Today I attended the Silicon Valley Chapter of the Sales Operations Forum. The topic “Unlocking Sales Manager Value” was filled with best practices for both sales managers and the sales operations managers that work with them. The session was hosted by SAP & Baker Communications with sales directors from VMWare and Black Box providing real world practical insights. Below are my notes on Sales Manager Best Practice (SM-Best) and Sales Operations Best Practice (SOps-Best) to support it.
SM-Best: Coach in the day and in the moment. Coach one-on-one. Coach one-on-many in team meetings. Help reps prep for sales calls.
SOps-Best to support coaching: Provide real-time access to information. For existing customer accounts historical purchasing patterns are vital. To support new prospect coaching, supply buying patterns for first time customers, industry segments, business demographics, key applications or other relevant data. Dashboards of team and rep performance are coaching basics.
SM-Best: Set & manage the heartbeat of the team. Sales management is both an art & a science, work both equally. Help sales reps with strategic planning, it doesn’t come naturally. Adopt the tools that the company provides you. Treat sales operations as your partner.
SOps-Best heart healthy support: Help sales managers learn and utilize tools, it doesn’t come naturally. Learn the company business and how sales does what it does. Attend sales calls and sales meetings when you can. Learn the cadence and business cycle of your company, your customers and the industry.
SM-Best: Focus on the Forward Pipeline. Separate the forecast meeting which hammers on current quarter close from the forward looking pipeline which is developing business 1-2-3 quarters out (they are two very different conversations).
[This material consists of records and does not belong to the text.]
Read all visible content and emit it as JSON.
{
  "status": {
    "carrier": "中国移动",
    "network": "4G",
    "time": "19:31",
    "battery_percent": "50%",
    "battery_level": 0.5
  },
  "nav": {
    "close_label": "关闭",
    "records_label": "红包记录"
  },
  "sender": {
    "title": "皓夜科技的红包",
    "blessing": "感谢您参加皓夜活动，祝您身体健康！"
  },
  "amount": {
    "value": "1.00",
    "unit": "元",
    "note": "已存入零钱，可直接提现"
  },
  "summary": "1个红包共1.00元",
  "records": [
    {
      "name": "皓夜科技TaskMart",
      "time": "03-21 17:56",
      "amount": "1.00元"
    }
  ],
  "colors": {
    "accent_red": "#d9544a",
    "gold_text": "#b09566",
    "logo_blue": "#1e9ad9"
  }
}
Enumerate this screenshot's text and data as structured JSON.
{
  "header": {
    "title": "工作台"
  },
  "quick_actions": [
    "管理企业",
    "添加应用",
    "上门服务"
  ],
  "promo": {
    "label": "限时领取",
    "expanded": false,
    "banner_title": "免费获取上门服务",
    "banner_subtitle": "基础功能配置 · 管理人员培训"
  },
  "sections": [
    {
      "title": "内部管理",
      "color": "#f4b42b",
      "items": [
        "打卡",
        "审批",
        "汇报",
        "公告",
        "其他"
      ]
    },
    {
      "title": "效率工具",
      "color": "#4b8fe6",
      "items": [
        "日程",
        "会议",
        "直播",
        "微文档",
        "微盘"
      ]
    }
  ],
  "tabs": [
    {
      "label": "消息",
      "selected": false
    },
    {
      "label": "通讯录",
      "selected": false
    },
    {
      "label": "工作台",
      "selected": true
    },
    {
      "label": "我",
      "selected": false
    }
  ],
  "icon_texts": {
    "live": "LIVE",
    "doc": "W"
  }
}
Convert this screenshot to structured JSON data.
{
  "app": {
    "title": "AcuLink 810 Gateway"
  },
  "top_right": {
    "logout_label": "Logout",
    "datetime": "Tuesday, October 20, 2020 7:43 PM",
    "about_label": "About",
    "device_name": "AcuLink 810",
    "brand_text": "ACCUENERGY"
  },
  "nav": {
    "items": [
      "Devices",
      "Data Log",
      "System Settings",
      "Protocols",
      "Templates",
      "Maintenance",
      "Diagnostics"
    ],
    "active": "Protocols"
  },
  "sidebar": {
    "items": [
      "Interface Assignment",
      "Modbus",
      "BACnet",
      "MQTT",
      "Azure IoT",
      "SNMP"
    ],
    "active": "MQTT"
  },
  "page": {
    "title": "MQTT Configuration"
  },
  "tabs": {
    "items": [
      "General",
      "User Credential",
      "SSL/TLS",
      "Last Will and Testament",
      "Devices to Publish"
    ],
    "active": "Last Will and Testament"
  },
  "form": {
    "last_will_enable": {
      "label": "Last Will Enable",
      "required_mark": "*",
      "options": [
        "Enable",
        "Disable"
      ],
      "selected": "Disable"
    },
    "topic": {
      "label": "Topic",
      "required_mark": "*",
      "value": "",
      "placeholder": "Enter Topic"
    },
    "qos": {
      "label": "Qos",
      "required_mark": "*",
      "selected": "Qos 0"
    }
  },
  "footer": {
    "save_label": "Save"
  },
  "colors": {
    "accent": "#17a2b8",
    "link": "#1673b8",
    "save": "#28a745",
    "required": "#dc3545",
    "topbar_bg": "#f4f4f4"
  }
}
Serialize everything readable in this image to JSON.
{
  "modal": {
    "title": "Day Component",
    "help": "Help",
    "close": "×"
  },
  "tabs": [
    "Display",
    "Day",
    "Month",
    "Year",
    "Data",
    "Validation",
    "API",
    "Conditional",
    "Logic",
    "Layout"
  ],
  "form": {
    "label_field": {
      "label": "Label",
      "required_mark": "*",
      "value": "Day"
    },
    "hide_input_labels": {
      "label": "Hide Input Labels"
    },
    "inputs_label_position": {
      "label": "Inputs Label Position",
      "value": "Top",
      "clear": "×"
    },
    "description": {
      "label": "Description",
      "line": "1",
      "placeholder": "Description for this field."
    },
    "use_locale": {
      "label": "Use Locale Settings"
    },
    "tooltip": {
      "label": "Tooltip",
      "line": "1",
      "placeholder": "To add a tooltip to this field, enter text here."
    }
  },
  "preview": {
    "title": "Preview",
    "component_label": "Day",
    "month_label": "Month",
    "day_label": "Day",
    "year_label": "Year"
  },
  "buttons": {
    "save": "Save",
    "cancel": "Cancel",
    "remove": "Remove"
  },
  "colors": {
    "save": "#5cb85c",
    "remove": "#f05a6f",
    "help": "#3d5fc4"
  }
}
SOps-Best pipeline support: Clean the pipeline at the beginning of every quarter, don’t let moldy old accounts carry over without real activity. Learn the best shape for the pipeline, based on your sales process, and the best speed for moving opportunities, sales cycle time.
SM-Best: Use leading & Lagging Indicators. Look for trends and patterns. Work with your sales ops people to help them know what to look for.
SOps-Best support for stats: Provide comparison reports … YoY or QoQ or team compared to team … these are great sources of trending data. Multi-disciplinary view of data is particularly helpful.
SM-Best: Don’t over engineer process but don’t ignore it either. Have a sales process. Have many sales processes, if you need them for new versus existing customers or different vertical markets or various products. Manage the sales team to the sales process.
SOPS-Best process support. Map the sales process into the CRM or SFA tool. Help sales managers know when and how to use tools available. Map communication tools, templates, sales tools and collateral to the best use scenario in the sales process.
SM-Best: Protect Selling Time. Get rid of useless meetings. Train people not to copy everyone on email. Kill the CYA email threads. Schedule 30-minute meetings, they don’t have to be an hour. Have sales ops vet requests that take away selling time.
SOps-Best protection: Communicate with the sales force on Monday & Friday, leave Tue-Wed-Thur for face time with customers. Aggregate communications to the field, keep them crisp and fast paced. Build a playbook for sales. Build a playbook for sales managers. Keep the playbooks flexible in order to address new opportunities that might arise.
SM-Best: Celebrate. Money is not the prime motivator for sales people, it is achievement, accomplishment and recognition. Look for ways to celebrate the big and little accomplishments all the time. Make recognition inclusive … prospecting team, pre-sales support, field engineers, operations, project managers, etc.
SOps-Best party plan: Think of sales people as athletes. Stack rank lots of items … growth, penetration, new product sales, new industry, contribution to community… the big deals are always highly visible. Help sales managers reward and recognize getting the job done and doing it right.